Le jazz fut inventé par des bluesmen qui s’ennuyaient, et le rock par des bluesmen qui voulaient faire danser les filles.

D’autres formes noires (le Motown) furent « blanchies » (le disco). Les Blancs ont peu participé aux premiers élans de cet immense apport culturel, bien que le country-western offre une trajectoire plus métissée. Ils se le sont approprié, d’Elvis à Eminem, de Peter Green à Bill Evans.

Dans l’Amérique ségrégationniste, les radios dédiées aux race records étaient écoutées clandestinement.
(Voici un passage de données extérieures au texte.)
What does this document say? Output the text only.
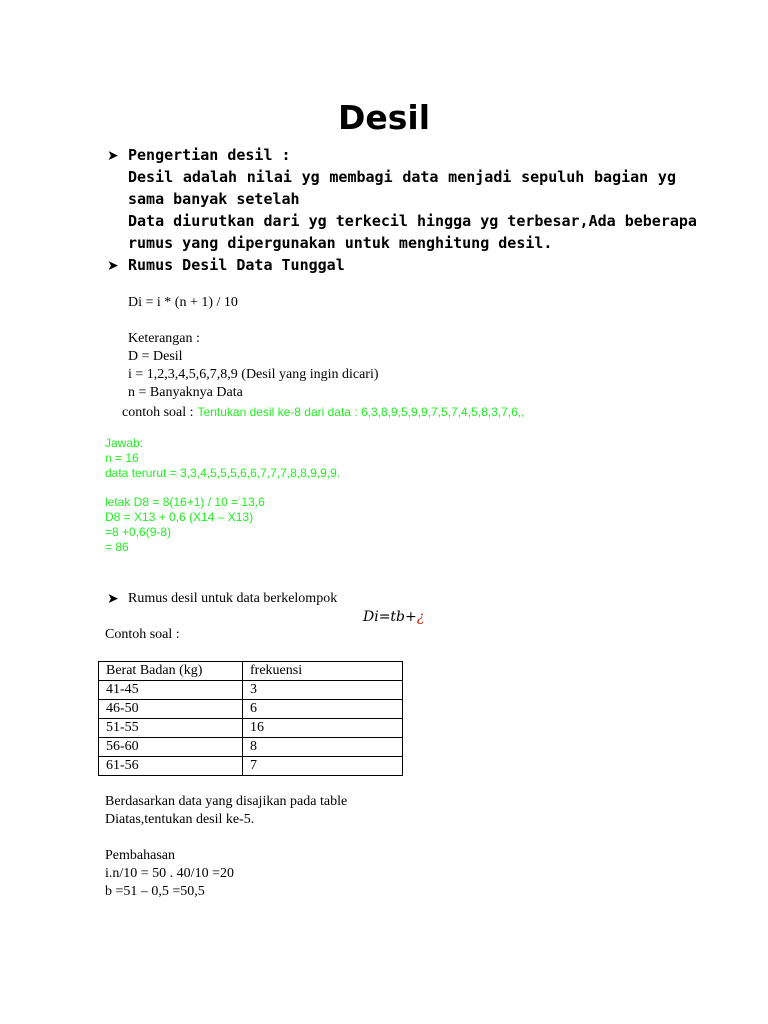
Desil
➤ Pengertian desil :
Desil adalah nilai yg membagi data menjadi sepuluh bagian yg
sama banyak setelah
Data diurutkan dari yg terkecil hingga yg terbesar,Ada beberapa
rumus yang dipergunakan untuk menghitung desil.
➤ Rumus Desil Data Tunggal
Di = i * (n + 1) / 10
Keterangan :
D = Desil
i = 1,2,3,4,5,6,7,8,9 (Desil yang ingin dicari)
n = Banyaknya Data
contoh soal : Tentukan desil ke-8 dari data : 6,3,8,9,5,9,9,7,5,7,4,5,8,3,7,6,,
Jawab:
n = 16
data terurut = 3,3,4,5,5,5,6,6,7,7,7,8,8,9,9,9.
letak D8 = 8(16+1) / 10 = 13,6
D8 = X13 + 0,6 (X14 – X13)
=8 +0,6(9-8)
= 86
➤ Rumus desil untuk data berkelompok
Di=tb+¿
Contoh soal :
Berat Badan (kg)	frekuensi
41-45	3
46-50	6
51-55	16
56-60	8
61-56	7
Berdasarkan data yang disajikan pada table
Diatas,tentukan desil ke-5.
Pembahasan
i.n/10 = 50 . 40/10 =20
b =51 – 0,5 =50,5
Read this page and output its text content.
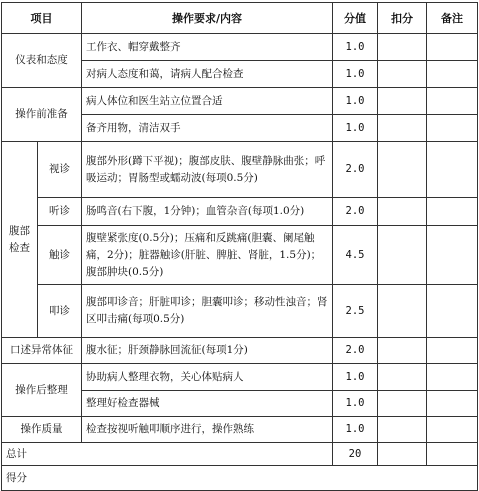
项目		操作要求/内容	分值	扣分	备注
仪表和态度		工作衣、帽穿戴整齐	1.0		
		对病人态度和蔼，请病人配合检查	1.0		
操作前准备		病人体位和医生站立位置合适	1.0		
		备齐用物，清洁双手	1.0		
腹部检查	视诊	腹部外形(蹲下平视)；腹部皮肤、腹壁静脉曲张；呼吸运动；胃肠型或蠕动波(每项0.5分)	2.0		
	听诊	肠鸣音(右下腹，1分钟)；血管杂音(每项1.0分)	2.0		
	触诊	腹壁紧张度(0.5分)；压痛和反跳痛(胆囊、阑尾触痛，2分)；脏器触诊(肝脏、脾脏、肾脏，1.5分)；腹部肿块(0.5分)	4.5		
	叩诊	腹部叩诊音；肝脏叩诊；胆囊叩诊；移动性浊音；肾区叩击痛(每项0.5分)	2.5		
口述异常体征		腹水征；肝颈静脉回流征(每项1分)	2.0		
操作后整理		协助病人整理衣物，关心体贴病人	1.0		
		整理好检查器械	1.0		
操作质量		检查按视听触叩顺序进行，操作熟练	1.0		
总计			20		
得分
Un Blanc qui s’initiait à la « musique de nègre » (nos curés la désignaient ainsi) le faisait à ses risques. Stevie Ray Vaughan raconte comment son père le battait quand il le trouvait à travailler ce répertoire. Aujourd’hui, le moindre stream contient une intonation, un rythme, un thème à l’origine blues. C’est dire qu’aucun white boy ne pourrait faire de la musique populaire, entièrement redéfinie par la culture et le showmanship noirs – par ce que Senghor nommait la négritude.

Aucun activiste ne s’intéresse à mes spectacles à Limoilou ; mon passif est au millionième de celui de Keith Richards. Mais si je me contraignais, par principe, correction, autocensure, à refuser cette appropriation ? Je ne pourrais faire de bend, car je suis confiné au clavier tempéré. Je ne pourrais – horreur – faire grrzzz, car je suis confiné aux timbres clairs. Je jouerais sous une nouvelle chape de plomb morale. Au final, je ne pourrais davantage jouer de « musique de nègre » qu’il y a 50 ans. Si ce n’était que du délire. Mais non. C’est pour vrai. Ainsi le clament nos nouveaux curés.